L.K. : Il faut être catégorique ici : Nous sommes le "pays de Norbert Zongo". On a quand même battu des kilomètres de macadam à Ouagadougou et en province pour signifier notre rejet du sort qui avait été réservé à Norbert. Allons-nous oublier cela de sitôt et tolérer des menaces aujourd'hui contre des journalistes burkinabè ? Non, toute menace d'atteinte à l'intégrité physique d'un burkinabé est un échec de l'imagination et de la raison.
C'est en période de crise et de grands désaccords qu'il faut se rappeler surtout que nous sommes des frères et soeurs, condamnés à partager un destin national commun. Les Rwandais qui l'avaient oublié en 1994 viennent de se rappeler encore ce mois d'avril, le prix que l'on paie quand on se laisse aller à la remorque de ses pulsions en temps de crise.
S : Face à cette période critique de l'histoire du Burkina Faso où la Nation est menacée dans ses fondements, avez-vous un message particulier aux Burkinabè de l'intérieur comme de l'extérieur ?

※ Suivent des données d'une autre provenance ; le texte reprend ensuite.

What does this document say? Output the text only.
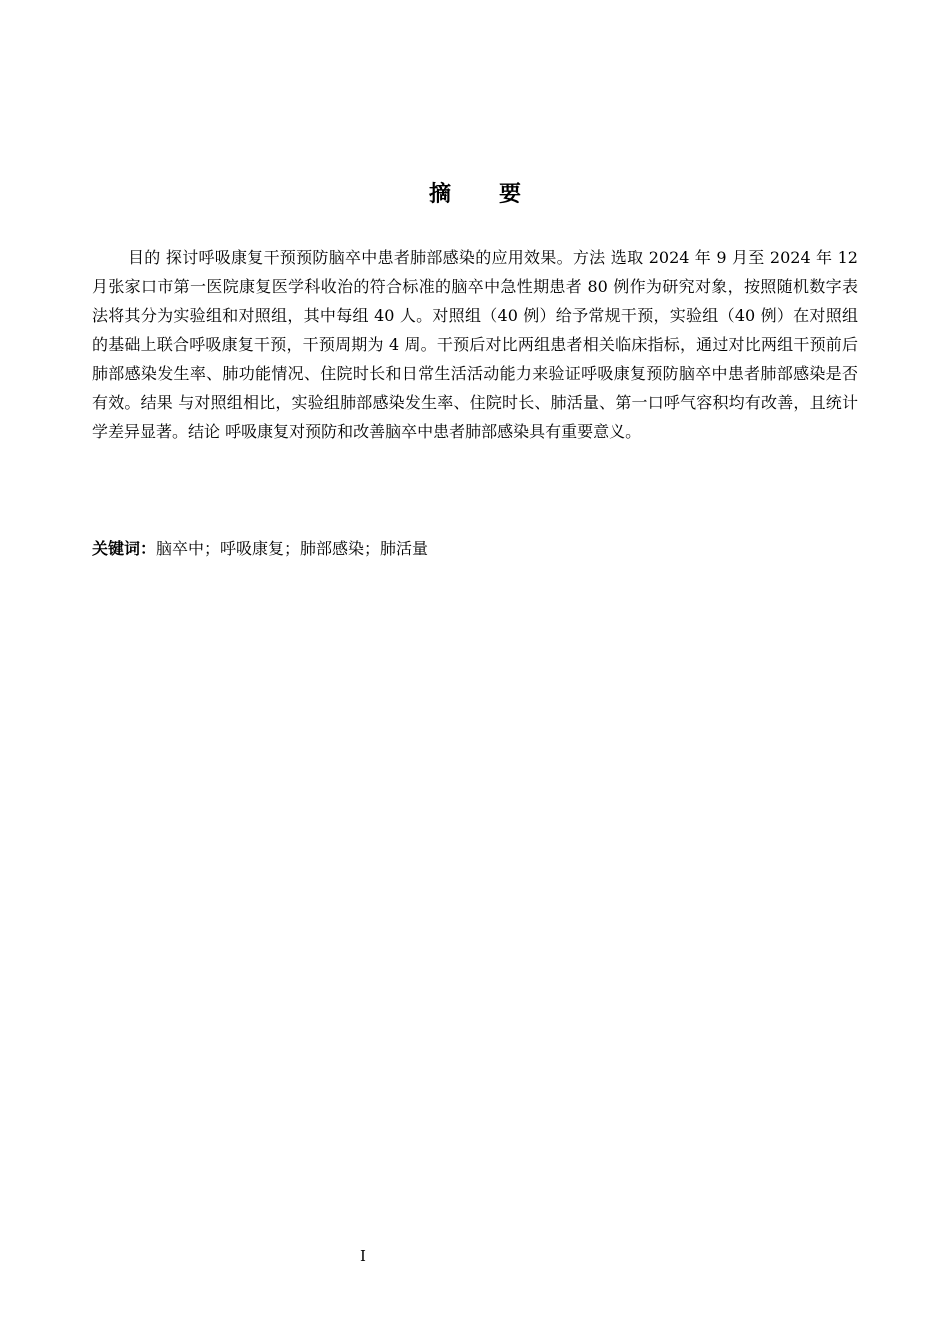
摘 要

目的 探讨呼吸康复干预预防脑卒中患者肺部感染的应用效果。方法 选取 2024 年 9 月至 2024 年 12 月张家口市第一医院康复医学科收治的符合标准的脑卒中急性期患者 80 例作为研究对象，按照随机数字表法将其分为实验组和对照组，其中每组 40 人。对照组（40 例）给予常规干预，实验组（40 例）在对照组的基础上联合呼吸康复干预，干预周期为 4 周。干预后对比两组患者相关临床指标，通过对比两组干预前后肺部感染发生率、肺功能情况、住院时长和日常生活活动能力来验证呼吸康复预防脑卒中患者肺部感染是否有效。结果 与对照组相比，实验组肺部感染发生率、住院时长、肺活量、第一口呼气容积均有改善，且统计学差异显著。结论 呼吸康复对预防和改善脑卒中患者肺部感染具有重要意义。

关键词：脑卒中；呼吸康复；肺部感染；肺活量

I
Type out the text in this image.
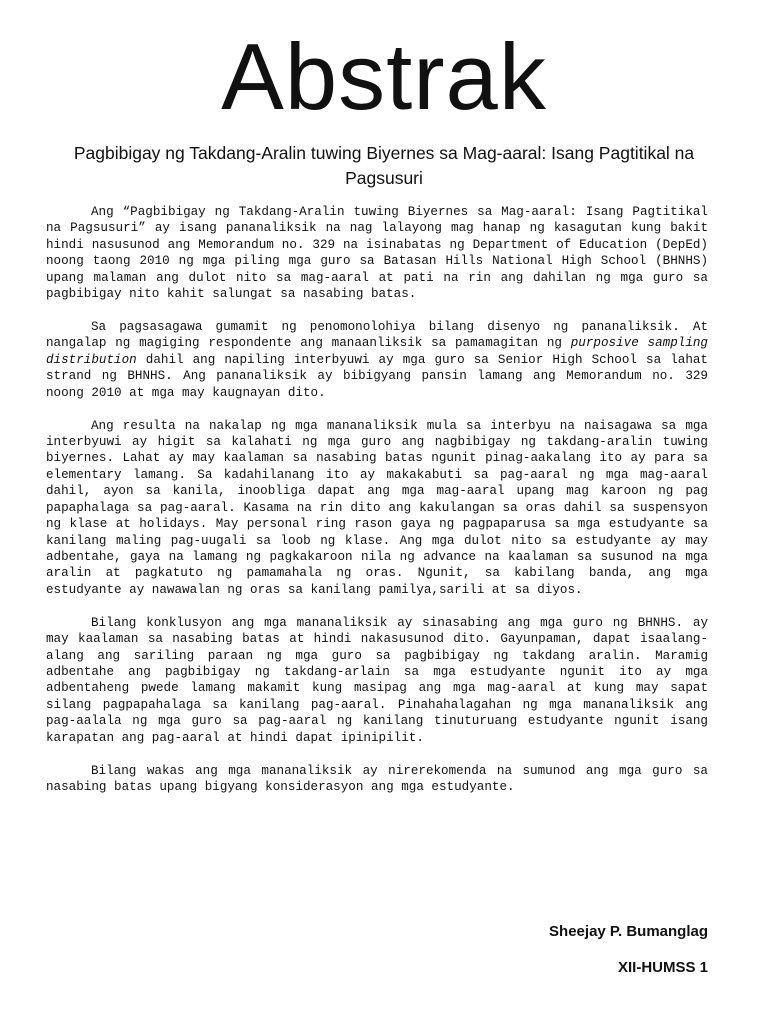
Abstrak
Pagbibigay ng Takdang-Aralin tuwing Biyernes sa Mag-aaral: Isang Pagtitikal na Pagsusuri

Ang “Pagbibigay ng Takdang-Aralin tuwing Biyernes sa Mag-aaral: Isang Pagtitikal na Pagsusuri” ay isang pananaliksik na nag lalayong mag hanap ng kasagutan kung bakit hindi nasusunod ang Memorandum no. 329 na isinabatas ng Department of Education (DepEd) noong taong 2010 ng mga piling mga guro sa Batasan Hills National High School (BHNHS) upang malaman ang dulot nito sa mag-aaral at pati na rin ang dahilan ng mga guro sa pagbibigay nito kahit salungat sa nasabing batas.

Sa pagsasagawa gumamit ng penomonolohiya bilang disenyo ng pananaliksik. At nangalap ng magiging respondente ang manaanliksik sa pamamagitan ng purposive sampling distribution dahil ang napiling interbyuwi ay mga guro sa Senior High School sa lahat strand ng BHNHS. Ang pananaliksik ay bibigyang pansin lamang ang Memorandum no. 329 noong 2010 at mga may kaugnayan dito.

Ang resulta na nakalap ng mga mananaliksik mula sa interbyu na naisagawa sa mga interbyuwi ay higit sa kalahati ng mga guro ang nagbibigay ng takdang-aralin tuwing biyernes. Lahat ay may kaalaman sa nasabing batas ngunit pinag-aakalang ito ay para sa elementary lamang. Sa kadahilanang ito ay makakabuti sa pag-aaral ng mga mag-aaral dahil, ayon sa kanila, inoobliga dapat ang mga mag-aaral upang mag karoon ng pag papaphalaga sa pag-aaral. Kasama na rin dito ang kakulangan sa oras dahil sa suspensyon ng klase at holidays. May personal ring rason gaya ng pagpaparusa sa mga estudyante sa kanilang maling pag-uugali sa loob ng klase. Ang mga dulot nito sa estudyante ay may adbentahe, gaya na lamang ng pagkakaroon nila ng advance na kaalaman sa susunod na mga aralin at pagkatuto ng pamamahala ng oras. Ngunit, sa kabilang banda, ang mga estudyante ay nawawalan ng oras sa kanilang pamilya,sarili at sa diyos.

Bilang konklusyon ang mga mananaliksik ay sinasabing ang mga guro ng BHNHS. ay may kaalaman sa nasabing batas at hindi nakasusunod dito. Gayunpaman, dapat isaalang-alang ang sariling paraan ng mga guro sa pagbibigay ng takdang aralin. Maramig adbentahe ang pagbibigay ng takdang-arlain sa mga estudyante ngunit ito ay mga adbentaheng pwede lamang makamit kung masipag ang mga mag-aaral at kung may sapat silang pagpapahalaga sa kanilang pag-aaral. Pinahahalagahan ng mga mananaliksik ang pag-aalala ng mga guro sa pag-aaral ng kanilang tinuturuang estudyante ngunit isang karapatan ang pag-aaral at hindi dapat ipinipilit.

Bilang wakas ang mga mananaliksik ay nirerekomenda na sumunod ang mga guro sa nasabing batas upang bigyang konsiderasyon ang mga estudyante.

Sheejay P. Bumanglag
XII-HUMSS 1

L.K. : En cette période de tension, il est important de redire qu'il faut se tolérer. Il faut se retenir d'appeler aux meurtres des contradicteurs. Il faut songer déjà aux lendemains de la guerre : s'il devrait y régner la paix, c'est maintenant qu'il faut la préparer. Aussi, il faut se donner un objectif quand, au sujet de la crise, on s'engage dans un échange en personne ou via internet avec les autres. Et cet objectif devrait être d'aplanir les malentendus, dans le but de se comprendre davantage. Sinon, il faut considérer par défaut que le silence est d'or.